Nova-ss Posted August 11, 2015 Author Posted August 11, 2015 Ok,so traction bars not used.whay traction producys were used on Chrysler cars of era say early seventy's were used on street use.I'm making this as a street car for about the early to mid 70's.thank John for help in pointing me in the right direction.....Chris
charlie8575 Posted August 11, 2015 Posted August 11, 2015 Actually, I don't mind the one-piece assembly of stuff like that. Less gluing! Looks good painted, too.If the plastic tabs are a concern, snip 'em, find the centers (the snip stub will be your guide,) drill and run a brass tube through. I agree I prefer the metal axle (!) in the rear axle like that, but I've built a few models with the plastic stubs and haven't had too much trouble, either.Charlie Larkin
ZTony8 Posted August 12, 2015 Posted August 12, 2015 Last night I compared the Satellite to a Polar Lights Coronet(same basic real cars).The bodies in general are close enough to each other so I'd say they're good.What I did notice was the difference in roof shape between the two kits.The windshield angles are different,the vent window framings are different thickness, and the roofs are noticeably different shapes.Is one more correct than the other?Beats me.

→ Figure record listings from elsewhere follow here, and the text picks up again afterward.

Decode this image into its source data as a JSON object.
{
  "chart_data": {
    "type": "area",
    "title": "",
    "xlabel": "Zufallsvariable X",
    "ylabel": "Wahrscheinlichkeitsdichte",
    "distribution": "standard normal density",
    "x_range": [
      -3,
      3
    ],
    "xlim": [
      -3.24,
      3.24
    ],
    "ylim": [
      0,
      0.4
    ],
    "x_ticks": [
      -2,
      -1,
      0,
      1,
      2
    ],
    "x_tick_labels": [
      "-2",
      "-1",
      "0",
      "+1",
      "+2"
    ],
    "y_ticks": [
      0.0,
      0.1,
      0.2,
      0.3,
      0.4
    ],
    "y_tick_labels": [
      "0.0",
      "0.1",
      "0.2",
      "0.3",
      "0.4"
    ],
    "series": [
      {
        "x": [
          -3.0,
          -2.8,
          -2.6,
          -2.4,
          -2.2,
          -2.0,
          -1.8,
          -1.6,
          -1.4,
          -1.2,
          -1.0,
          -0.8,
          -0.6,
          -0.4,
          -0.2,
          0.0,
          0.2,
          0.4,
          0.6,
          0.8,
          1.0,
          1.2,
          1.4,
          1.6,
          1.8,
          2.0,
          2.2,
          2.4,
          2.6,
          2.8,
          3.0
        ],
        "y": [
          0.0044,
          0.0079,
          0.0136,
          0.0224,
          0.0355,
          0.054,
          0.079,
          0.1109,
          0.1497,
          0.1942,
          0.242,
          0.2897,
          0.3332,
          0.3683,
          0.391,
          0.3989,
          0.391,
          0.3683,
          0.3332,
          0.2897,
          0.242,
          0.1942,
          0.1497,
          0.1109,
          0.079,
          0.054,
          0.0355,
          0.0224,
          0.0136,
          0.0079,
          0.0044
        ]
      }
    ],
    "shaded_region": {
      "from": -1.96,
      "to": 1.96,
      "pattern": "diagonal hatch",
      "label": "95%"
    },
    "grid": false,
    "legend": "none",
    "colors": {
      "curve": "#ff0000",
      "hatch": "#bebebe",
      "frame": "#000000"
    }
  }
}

Luc Janssens Posted August 12, 2015 Posted August 12, 2015 The mailman brought mine today, together with a Revell Del Rio and a '57 Bel Air coup I didn't have. So I'm good
Nova-ss Posted August 13, 2015 Author Posted August 13, 2015 Last night I compared the Satellite to a Polar Lights Chris(same basic real cars).The bodies in general are close enough to each other so I'd say they're good.What I did notice was the difference in roof shape between the two kits.The windshield angles are different,the vent window framings are different thickness, and the roofs are noticeably different shapes.Is one more correct than the other?Beats me.Thank you and everyone who put thete two cents in....Chris
6bblbird Posted October 1, 2015 Posted October 1, 2015 Ok,so traction bars not used.whay traction producys were used on Chrysler cars of era say early seventy's were used on street use.I'm making this as a street car for about the early to mid 70's.thank John for help in pointing me in the right direction.....ChrisThe guys "in the know" would use a pinion snubber ( won't see it on a finished model). Other tricks were to take the straps off the rear section of leaf spring. Often, cars were lifted a bit with longer rear spring shackles. You would see shock extensions on some of these lifted cars. Bolt on traction bars were a big no-no on street driven Mopars. If you used them you were considered a dork!WF
Junkman Posted October 1, 2015 Posted October 1, 2015 The insides of the engine and transmission are hollow too!I IZ DIZAPPOINT
Deathgoblin Posted October 2, 2015 Posted October 2, 2015 In all seriousness, would it be possible to scratchbuild? The hardest part from looking at the rear axle would be the rounded back cover.